I have a problem. I hate spending money. So to me, spending gas money to drive to the store is a little unacceptable.
I religiously shop at two stores Whole Foods and Stater Bros. Whole Foods is expensive, high quality organic food. Stater Bros. is within walking distance and has a selection wide enough for my tastes.
It even has Organic Milk. Come on, it’s a great selection. But does the price make it worthwhile?
If we excluded the cost of gas, I doubt I’d venture to Stater’s. I’m jumping on the organic bandwagon, so it’s hard to be an unbiased spectator in the grocery store price match game when it comes to regular stores.
According to research by Craig Downs, done last October through a class with global studies professor Patricia Mangan, prices at Stater Bros. are $80-100 more expensive per Azusa resident than the cheapest store alternative, Gigante.
This information doesn’t include the average college student, because rarely do they buy food to support a family.
Co-working with senior sociology major Chris Odell, Downs went out to stores to gather the information about the general items.
For example, Downs discusses avocadoes and their prices in his paper. The price difference is staggering.
“At Stater Bros., avocados were $1.89 and continued to be a dollar less or more at the stores that followed,” he stated in his research paper.
That being said, Downs balanced the issue by stating that many reasons could potentially explain it. I, however, am much less inclined to be fair.
“It was really interesting. My assumption was that Stater Bros. was more expensive because it was right next to [APU]” Downs said.
At Price Rite, I found a young high school student browsing through the snack food section.
“Sometimes it’s not worth it,” Brandon Galleana, 16, said. “I just want chips. I don’t want to walk too many miles to get [chips]. If it’s close, I’ll go there. If it costs too much, I won’t buy them.”
Now, the problem of gas. My car gets 10 miles to the gallon. It’s not great, I know. And in order to get to the nearest Gigante, I need to drive 3 miles. If I were walking, it would take a little less than half an hour if I was speed-walking.

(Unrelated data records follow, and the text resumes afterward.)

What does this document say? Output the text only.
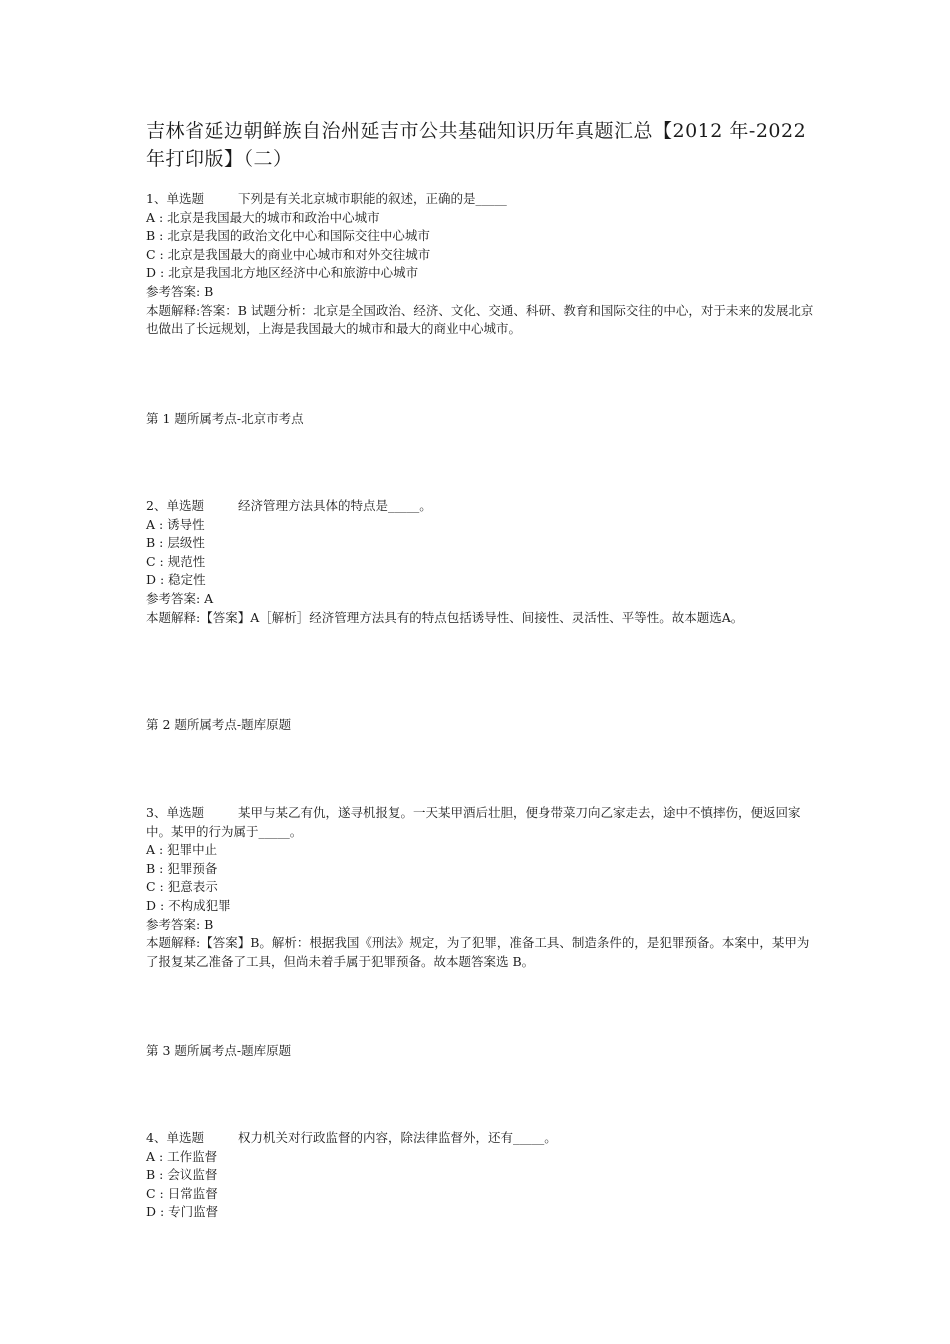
吉林省延边朝鲜族自治州延吉市公共基础知识历年真题汇总【2012 年-2022 年打印版】（二）
1、单选题	下列是有关北京城市职能的叙述，正确的是_____
A : 北京是我国最大的城市和政治中心城市
B : 北京是我国的政治文化中心和国际交往中心城市
C : 北京是我国最大的商业中心城市和对外交往城市
D : 北京是我国北方地区经济中心和旅游中心城市
参考答案: B
本题解释:答案：B 试题分析：北京是全国政治、经济、文化、交通、科研、教育和国际交往的中心，对于未来的发展北京也做出了长远规划，上海是我国最大的城市和最大的商业中心城市。
第 1 题所属考点-北京市考点
2、单选题	经济管理方法具体的特点是_____。
A : 诱导性
B : 层级性
C : 规范性
D : 稳定性
参考答案: A
本题解释:【答案】A［解析］经济管理方法具有的特点包括诱导性、间接性、灵活性、平等性。故本题选A。
第 2 题所属考点-题库原题
3、单选题	某甲与某乙有仇，遂寻机报复。一天某甲酒后壮胆，便身带菜刀向乙家走去，途中不慎摔伤，便返回家中。某甲的行为属于_____。
A : 犯罪中止
B : 犯罪预备
C : 犯意表示
D : 不构成犯罪
参考答案: B
本题解释:【答案】B。解析：根据我国《刑法》规定，为了犯罪，准备工具、制造条件的，是犯罪预备。本案中，某甲为了报复某乙准备了工具，但尚未着手属于犯罪预备。故本题答案选 B。
第 3 题所属考点-题库原题
4、单选题	权力机关对行政监督的内容，除法律监督外，还有_____。
A : 工作监督
B : 会议监督
C : 日常监督
D : 专门监督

That’s a dollar in gas. If I did decide to venture to Gigante, I would save 50 cents on a given brand of avocadoes.
But wait. That’s one way. Two dollars in gas to get there and back to my residence. It costs more for me to drive to the store and buy cheaper avocadoes then it would to walk to Stater Bros. and buy them there.
Surprisingly enough, Gigante had the most expensive milk.
So I propose an easy way to figure out when to go where. Count the miles it is to said store. Multiply the miles by two and you have the distance. If you save an average of 10 cents or more, your savings counteract your gas bill.
I don’t drive often, so walking to Stater Bros. is exercise and easy to fit into my schedule. Walking to west campus to get my car (since I can’t park in the Shire Annex anymore) would take me longer than it would to walk to Stare Bros. and buy the milk or avocadoes I need to get.
I consider myself blessed, because although I spend more money shopping at the store a few hundred yards from my residence, I make it up by not spending any gas money at all driving to the store. And I can even get a cup of coffee from Starbucks.
Just don’t get me started on the price of coffee.